The first day of camp is often the toughest. You have a room full of children in front of you, some of whom are away from home for their first extended period of time. Some of them may be here because a parent signed them up, and they might not be that enthused about it. Others might be particularly shy and not used to being in big groups like this. And the toughest part is that most of these children aren’t friends — yet.
Icebreakers may sound like nothing more than a little game at the beginning of camp. And sure, they can be fun and a little goofy. But they’re also part of a broader effort that is crucial to your camp’s success: making everyone feel welcome and excited to be at camp. That warm, welcoming atmosphere is important if you want your campers to get the most out of the activities you’ve planned; it makes teamwork and cooperation easier. Investing in some bonding and icebreaking from the get-go can pay off down the line.
Make a great first impression with campers before using ice breakers. Try our free online summer camp forms to register new campers, gather feedback, and more!
That’s why it’s important to think of a few icebreakers so that you can get out of that early camp awkwardness and start having fun. Here are a few summer camp icebreakers that have helped counselors in the past:
- “Where are we all from?” This is a simple question that can open up a world of discussion. Your campers might come from different places around the world — or they might all go to the same middle school. Ask this question to contextualize your campers to each other and find commonalities.
- “What’s your favorite ____?” Have your campers discuss their favorite activities, music, books, or anything else that springs to mind. Watch as campers identify similar preferences and begin to connect around shared interests.
- “What gets you excited in the morning?” This more open-ended type of question lets your campers express what they’re truly passionate about. What gets them ready to tackle the day? It might be a sport, a friend, a family member, anything. And while it may sound cheesy, learning what truly ignites passion is a great way to understand someone on a deeper level.
- Two truths and a lie. This activity is a great way to learn some basics about each camper — and it can also lead to some hilarious lies! You’ll learn basic information and fun facts from the truths and learn quite a bit about each camper’s personality from the lie they end up telling.
- Trust exercises or team-building exercises.

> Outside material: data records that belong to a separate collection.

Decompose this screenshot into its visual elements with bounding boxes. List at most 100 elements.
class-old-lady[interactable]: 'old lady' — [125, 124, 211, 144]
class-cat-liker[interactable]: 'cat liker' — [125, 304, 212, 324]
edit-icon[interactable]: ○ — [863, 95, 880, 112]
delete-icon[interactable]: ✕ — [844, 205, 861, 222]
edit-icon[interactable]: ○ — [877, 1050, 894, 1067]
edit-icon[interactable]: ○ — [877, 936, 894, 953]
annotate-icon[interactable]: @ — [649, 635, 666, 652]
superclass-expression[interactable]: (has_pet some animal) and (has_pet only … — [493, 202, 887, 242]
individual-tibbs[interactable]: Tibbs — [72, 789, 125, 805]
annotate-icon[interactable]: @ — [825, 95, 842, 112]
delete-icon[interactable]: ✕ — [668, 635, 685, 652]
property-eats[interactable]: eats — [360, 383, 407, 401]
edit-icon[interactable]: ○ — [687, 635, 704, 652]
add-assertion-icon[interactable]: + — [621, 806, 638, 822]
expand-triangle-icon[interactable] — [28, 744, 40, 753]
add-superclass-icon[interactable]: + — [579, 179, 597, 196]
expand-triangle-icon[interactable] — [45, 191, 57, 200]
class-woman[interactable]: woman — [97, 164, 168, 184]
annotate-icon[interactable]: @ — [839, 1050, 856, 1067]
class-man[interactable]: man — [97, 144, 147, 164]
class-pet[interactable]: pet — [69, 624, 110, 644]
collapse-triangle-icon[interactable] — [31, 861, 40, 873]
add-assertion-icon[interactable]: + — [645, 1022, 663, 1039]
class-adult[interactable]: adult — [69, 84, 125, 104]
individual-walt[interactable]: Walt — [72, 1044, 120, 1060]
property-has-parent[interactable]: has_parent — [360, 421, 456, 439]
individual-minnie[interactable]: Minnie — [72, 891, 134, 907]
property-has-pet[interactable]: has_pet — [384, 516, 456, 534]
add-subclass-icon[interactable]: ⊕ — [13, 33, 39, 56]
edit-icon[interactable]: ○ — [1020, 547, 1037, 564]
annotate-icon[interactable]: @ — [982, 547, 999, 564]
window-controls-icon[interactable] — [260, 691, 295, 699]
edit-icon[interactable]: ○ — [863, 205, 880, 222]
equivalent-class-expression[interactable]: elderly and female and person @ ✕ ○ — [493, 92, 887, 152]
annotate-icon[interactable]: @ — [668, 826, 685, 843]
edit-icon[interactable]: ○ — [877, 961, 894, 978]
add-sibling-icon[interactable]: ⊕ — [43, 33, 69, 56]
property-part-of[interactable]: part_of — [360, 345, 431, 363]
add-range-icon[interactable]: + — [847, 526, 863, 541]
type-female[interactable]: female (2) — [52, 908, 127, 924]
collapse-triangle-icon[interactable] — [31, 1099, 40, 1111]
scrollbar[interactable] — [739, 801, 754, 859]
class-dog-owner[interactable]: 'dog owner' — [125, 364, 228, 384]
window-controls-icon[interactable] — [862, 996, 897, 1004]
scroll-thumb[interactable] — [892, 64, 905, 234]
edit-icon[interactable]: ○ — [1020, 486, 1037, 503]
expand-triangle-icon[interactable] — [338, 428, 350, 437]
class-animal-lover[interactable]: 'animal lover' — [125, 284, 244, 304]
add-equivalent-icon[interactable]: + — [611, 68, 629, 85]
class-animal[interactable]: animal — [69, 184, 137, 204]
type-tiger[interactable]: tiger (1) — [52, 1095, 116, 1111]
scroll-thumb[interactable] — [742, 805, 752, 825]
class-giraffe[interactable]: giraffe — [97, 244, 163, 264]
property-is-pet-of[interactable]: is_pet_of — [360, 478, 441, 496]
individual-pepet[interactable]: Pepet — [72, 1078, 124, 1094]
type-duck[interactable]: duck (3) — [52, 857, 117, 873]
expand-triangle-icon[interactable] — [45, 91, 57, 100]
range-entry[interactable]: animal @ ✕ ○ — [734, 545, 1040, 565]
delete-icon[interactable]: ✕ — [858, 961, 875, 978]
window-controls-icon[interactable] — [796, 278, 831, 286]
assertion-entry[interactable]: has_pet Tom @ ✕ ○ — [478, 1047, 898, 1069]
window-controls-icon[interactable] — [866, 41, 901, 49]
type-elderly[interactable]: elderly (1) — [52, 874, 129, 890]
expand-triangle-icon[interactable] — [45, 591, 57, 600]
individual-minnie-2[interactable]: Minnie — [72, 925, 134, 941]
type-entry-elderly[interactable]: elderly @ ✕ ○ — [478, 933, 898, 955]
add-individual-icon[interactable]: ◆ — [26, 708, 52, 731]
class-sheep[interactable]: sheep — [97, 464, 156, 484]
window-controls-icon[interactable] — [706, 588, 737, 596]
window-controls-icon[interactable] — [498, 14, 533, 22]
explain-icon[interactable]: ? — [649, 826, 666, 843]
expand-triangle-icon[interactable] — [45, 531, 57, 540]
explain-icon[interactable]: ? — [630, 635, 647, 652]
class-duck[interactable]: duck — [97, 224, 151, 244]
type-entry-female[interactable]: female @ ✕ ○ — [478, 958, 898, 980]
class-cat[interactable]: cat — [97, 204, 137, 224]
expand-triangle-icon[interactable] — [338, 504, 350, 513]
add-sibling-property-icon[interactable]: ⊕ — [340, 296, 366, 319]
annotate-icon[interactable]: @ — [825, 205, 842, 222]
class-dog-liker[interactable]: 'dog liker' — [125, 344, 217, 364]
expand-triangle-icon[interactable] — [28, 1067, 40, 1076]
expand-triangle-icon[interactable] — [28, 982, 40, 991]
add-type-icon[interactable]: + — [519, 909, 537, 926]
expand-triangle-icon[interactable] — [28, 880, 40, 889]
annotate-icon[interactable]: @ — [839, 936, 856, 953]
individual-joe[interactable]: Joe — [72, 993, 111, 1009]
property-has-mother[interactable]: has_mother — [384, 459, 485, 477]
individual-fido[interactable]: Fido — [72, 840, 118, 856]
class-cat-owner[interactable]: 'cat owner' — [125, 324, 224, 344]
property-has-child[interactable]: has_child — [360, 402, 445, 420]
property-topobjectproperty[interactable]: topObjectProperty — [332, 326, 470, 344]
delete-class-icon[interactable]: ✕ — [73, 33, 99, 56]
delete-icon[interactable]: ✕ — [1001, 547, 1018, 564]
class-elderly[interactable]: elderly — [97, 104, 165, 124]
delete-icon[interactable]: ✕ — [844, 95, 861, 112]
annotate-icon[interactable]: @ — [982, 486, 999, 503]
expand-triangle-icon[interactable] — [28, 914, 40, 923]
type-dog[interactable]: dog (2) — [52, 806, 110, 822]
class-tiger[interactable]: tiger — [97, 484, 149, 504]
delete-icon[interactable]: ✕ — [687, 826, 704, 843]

Storytelling sessions and blindfold games are just two examples of the many organized exercises that can help put campers who might not know each other in a trusting and cooperative frame of mind.
- Open mic night. Does it sound a little intimidating? Sure it does! But that’s part of the fun of hosting an open mic night where campers get up on stage and perform…anything! And if certain campers aren’t keen on taking the stage, you can have campers perform in teams. They’ll get to face a challenge together and show off their talents. Whether it’s telling a few jokes, singing, or something totally “out there,” having campers perform in front of each other is an exciting chance to break the ice.
- Design name tags. This is a great crafting exercise, especially if you’re running a camp for younger children. Have your campers create a unique artistic expression of their name, then ask them to introduce themselves to the group and describe why the craft they’ve made represents who they are.
Whenever you design an activity for your camp, you want to make sure the end goal and outcome are clear. Each activity should build a certain skill or understanding. With icebreakers, the outcome is very simple: You want your campers to get to know each other. So what are you waiting for? Break the ice with a few of these activities and get ready to watch lasting friendships form.